Jerome yawned, a huge, body-shaking yawn that left him feeling slightly light-headed when it finished. He shook his head a little, and looked around to see if anyone had noticed. From the looks they were giving him, about half of his maths class had seen it. Or hear it, he’d sounded like a small bear roaring.
“Tired?” said Celine, her eyes twinkling with viciousness. She was (in Jerome’s opinion) stunningly beautiful on the outside, and as rotten as old cheese on the inside. “You should try sleeping.”
“Thanks, Celine,” he said, his voice level. He turned away from her, and Gavin’s hand caught his shoulder.
“Ignore her, she’s a bitch,” he said.
“Don’t call her that,” said Jerome, though there wasn’t much conviction in his voice. “She’s got an opinion, just like everyone else.”
“Her opinions aren’t like anyone else’s.”
“You’re a toad, Gavin,” said Celine. She turned away, then looked back over her shoulder at Jerome. “And you’re just selfish. Why don’t sleep already and let the rest of us have Christmas?”
“Class, be quiet. And be seated, why are you out of your chairs?” Doctor Hasselmann had arrived and was starting the class; with a gentle grumbling but quick movements the students took their places and settled down to listen to his lecture. Jerome braced himself for the struggle of trying to stay awake while he listened to Dr. Hasselmann, and hoped he’d succeed.
An hour later he’d only started to doze twice and was feeling quite pleased with himself. He’d written down everything Dr. Hasselmann had said, including the ums, ahs, and the incidental asides, because he couldn’t fall asleep while he was writing. And now he’d have to rewrite his notes into something coherent, which would give him something to do that night while everyone else was sleeping. He slipped his notepad and pen into his bag, and got up from his desk, only to find Celine stood in front of him once more.
“Sleep, already, doofus,” she said, pushing him back down. Her hand was pale and stubby, not quite the kind of hand you expected from a girl with high cheekbones, long glossy hair and eyes so blue they were nearly purple. “It’s the middle of January and I’ve still not had Christmas. Do you know what my parents have got me for Christmas?”

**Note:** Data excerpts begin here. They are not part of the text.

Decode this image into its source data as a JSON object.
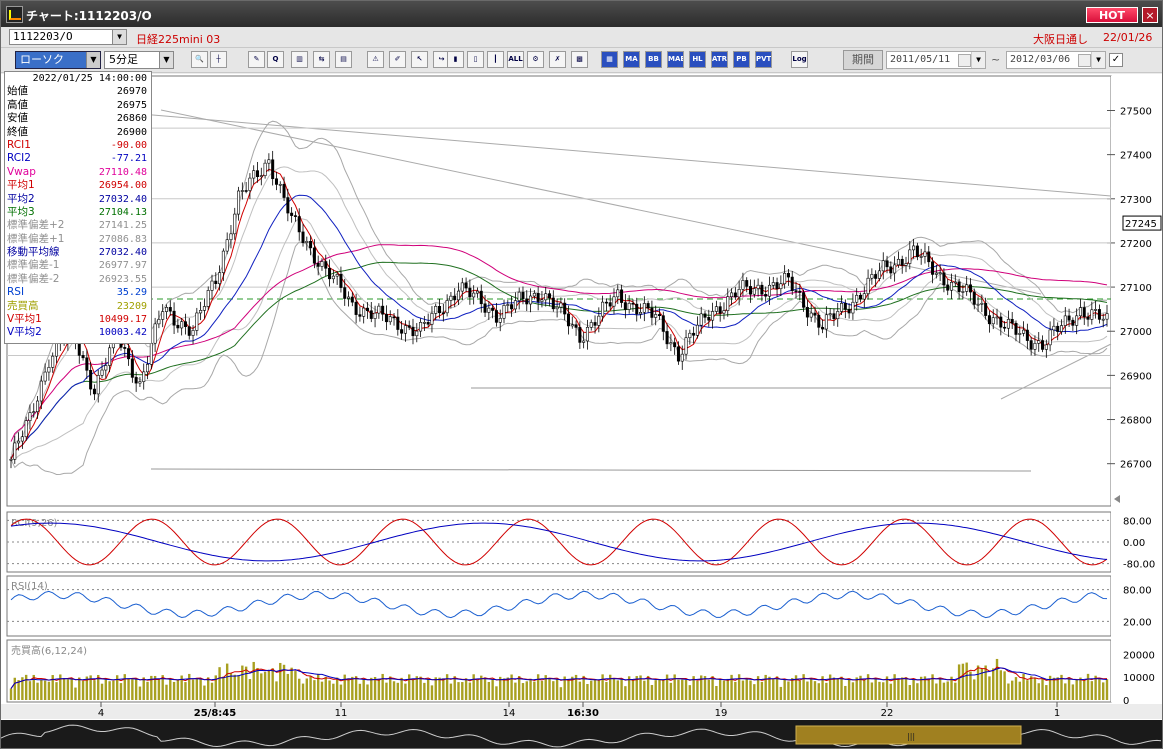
{
  "window": {
    "title": "チャート:1112203/O",
    "hot_label": "HOT",
    "close_label": "×"
  },
  "symbol": {
    "code": "1112203/O",
    "name": "日経225mini 03",
    "session": "大阪日通し",
    "date": "22/01/26"
  },
  "controls": {
    "chart_type": "ローソク",
    "interval": "5分足",
    "period_label": "期間",
    "date_from": "2011/05/11",
    "date_separator": "~",
    "date_to": "2012/03/06",
    "icons": [
      "search-icon",
      "crosshair-icon",
      "draw-icon",
      "zoom-icon",
      "chart-icon",
      "compare-icon",
      "memo-icon",
      "warning-icon",
      "pen-icon",
      "cursor-icon",
      "arrow-icon",
      "bar-icon",
      "bar2-icon",
      "candle-icon",
      "all-icon",
      "settings-icon",
      "tool-icon",
      "color-icon",
      "grid-icon",
      "ma-icon",
      "bb-icon",
      "mae-icon",
      "hl-icon",
      "atr-icon",
      "pb-icon",
      "pvt-icon",
      "log-icon"
    ],
    "icon_labels": [
      "🔍",
      "┼",
      "✎",
      "Q",
      "▥",
      "⇆",
      "▤",
      "⚠",
      "✐",
      "↖",
      "↪",
      "▮",
      "▯",
      "┃",
      "ALL",
      "⚙",
      "✗",
      "▩",
      "▦",
      "MA",
      "BB",
      "MAE",
      "HL",
      "ATR",
      "PB",
      "PVT",
      "Log"
    ]
  },
  "info_panel": {
    "timestamp": "2022/01/25  14:00:00",
    "rows": [
      {
        "label": "始値",
        "value": "26970",
        "color": "#000000"
      },
      {
        "label": "高値",
        "value": "26975",
        "color": "#000000"
      },
      {
        "label": "安値",
        "value": "26860",
        "color": "#000000"
      },
      {
        "label": "終値",
        "value": "26900",
        "color": "#000000"
      },
      {
        "label": "RCI1",
        "value": "-90.00",
        "color": "#d00000"
      },
      {
        "label": "RCI2",
        "value": "-77.21",
        "color": "#0000c0"
      },
      {
        "label": "Vwap",
        "value": "27110.48",
        "color": "#e0009a"
      },
      {
        "label": "平均1",
        "value": "26954.00",
        "color": "#d00000"
      },
      {
        "label": "平均2",
        "value": "27032.40",
        "color": "#0000a0"
      },
      {
        "label": "平均3",
        "value": "27104.13",
        "color": "#007000"
      },
      {
        "label": "標準偏差+2",
        "value": "27141.25",
        "color": "#909090"
      },
      {
        "label": "標準偏差+1",
        "value": "27086.83",
        "color": "#909090"
      },
      {
        "label": "移動平均線",
        "value": "27032.40",
        "color": "#0000a0"
      },
      {
        "label": "標準偏差-1",
        "value": "26977.97",
        "color": "#909090"
      },
      {
        "label": "標準偏差-2",
        "value": "26923.55",
        "color": "#909090"
      },
      {
        "label": "RSI",
        "value": "35.29",
        "color": "#0040d0"
      },
      {
        "label": "売買高",
        "value": "23209",
        "color": "#a0a000"
      },
      {
        "label": "V平均1",
        "value": "10499.17",
        "color": "#d00000"
      },
      {
        "label": "V平均2",
        "value": "10003.42",
        "color": "#0000c0"
      }
    ]
  },
  "chart_data": [
    {
      "type": "candlestick",
      "ylim": [
        26620,
        27560
      ],
      "y_ticks": [
        "27500",
        "27400",
        "27300",
        "27200",
        "27100",
        "27000",
        "26900",
        "26800",
        "26700"
      ],
      "current_price": "27245",
      "x_ticks": [
        "4",
        "25/8:45",
        "11",
        "14",
        "16:30",
        "19",
        "22",
        "1"
      ],
      "num_bars": 290,
      "path": [
        [
          0,
          26710
        ],
        [
          5,
          26800
        ],
        [
          10,
          26940
        ],
        [
          16,
          27000
        ],
        [
          22,
          26870
        ],
        [
          28,
          26990
        ],
        [
          34,
          26880
        ],
        [
          40,
          27050
        ],
        [
          48,
          27000
        ],
        [
          54,
          27120
        ],
        [
          60,
          27300
        ],
        [
          68,
          27390
        ],
        [
          74,
          27250
        ],
        [
          82,
          27150
        ],
        [
          90,
          27060
        ],
        [
          98,
          27030
        ],
        [
          108,
          27000
        ],
        [
          118,
          27100
        ],
        [
          128,
          27040
        ],
        [
          140,
          27090
        ],
        [
          150,
          26990
        ],
        [
          160,
          27080
        ],
        [
          170,
          27030
        ],
        [
          176,
          26950
        ],
        [
          184,
          27040
        ],
        [
          192,
          27090
        ],
        [
          205,
          27110
        ],
        [
          214,
          27010
        ],
        [
          222,
          27070
        ],
        [
          230,
          27140
        ],
        [
          238,
          27180
        ],
        [
          246,
          27120
        ],
        [
          254,
          27070
        ],
        [
          262,
          27010
        ],
        [
          272,
          26970
        ],
        [
          282,
          27050
        ],
        [
          289,
          27020
        ]
      ],
      "lines": {
        "rci_title": "RCI(9,26)",
        "rci_ticks": [
          "80.00",
          "0.00",
          "-80.00"
        ],
        "rsi_title": "RSI(14)",
        "rsi_ticks": [
          "80.00",
          "20.00"
        ],
        "volume_title": "売買高(6,12,24)",
        "volume_ticks": [
          "20000",
          "10000",
          "0"
        ]
      }
    }
  ]
}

“No,” said Jerome, trying to stand up again. She pushed him back down.
“A car. They’ve bought me a car for Christmas, but I can’t have it until then. You’re keeping me from my car, doofus, because you won’t sleep. So get on with it and sleep already.”
“You make it sound so easy, Celine,” he said, twisting round so he could get up from the other side of his chair. Her hand landed on his shoulder, but he shrugged it off and got out of the seat.
“It is easy,” she hissed, leaning towards him. “Just close those four little eyes of yours and wait.”
“Leave him,” said Gavin, standing next to him again. “You’re such a cow.” Celine gasped as though she’d been slapped, and her hand went up automatically, attempting to attract Dr. Hasselmann’s attention. He, however, walked past her without stopping, and was out of the door before she thought to call him by name. Gavin smirked. “Guess he’s not got your back today, cow,” he said. “Leave Jerome alone, go and pick on someone with your own IQ.”
“We’re in the same maths class,” said Celine icily.
“Yeah, but your daddy paid for you to be here, while the rest of us had to work to get here.”
The words hung in the sudden silence of the classroom, broken only when, a few minutes later, Jerome yawned again.
“Come on,” said Gavin. “We’ve got classes to go to.”
As they left the room Celine was still standing by Jerome’s desk, staring into mid-air and not saying anything. Jerome glanced back at her, and then at Gavin. “That was a bit mean,” he said.
“But true,” said Gavin. “She’s only in most of our classes because she’s got a tutor to get her through the work. She shouldn’t be in them at all.”
“How do you know? She might be capable of doing them by herself, but her tutor just kind of means we don’t see it.”
“How can you defend her when she keeps picking on you all the time? She knows about the nightmares, so she’s the one being selfish. No-one should have to have nightmares like that.”
“Yeah, but Gavin, if I don’t then no-one gets Christmas do they?”
“Is Christmas really all that important? I could do without it.”
Jerome laughed, though it was a tired laugh. “Yeah, I’m not sure I miss not having it. But…,”
“Well, what happens if I don’t get through the nightmares?”
“What do you mean, Jer?”
“Christmas only happens if I survive the nightmares. What happens if I don’t one year?”
“Don’t talk like that!”
Jerome half-smiled. “Sure. What class are we in next?”
“We’re not, we’re done for the day. I just didn’t want Celine following us.”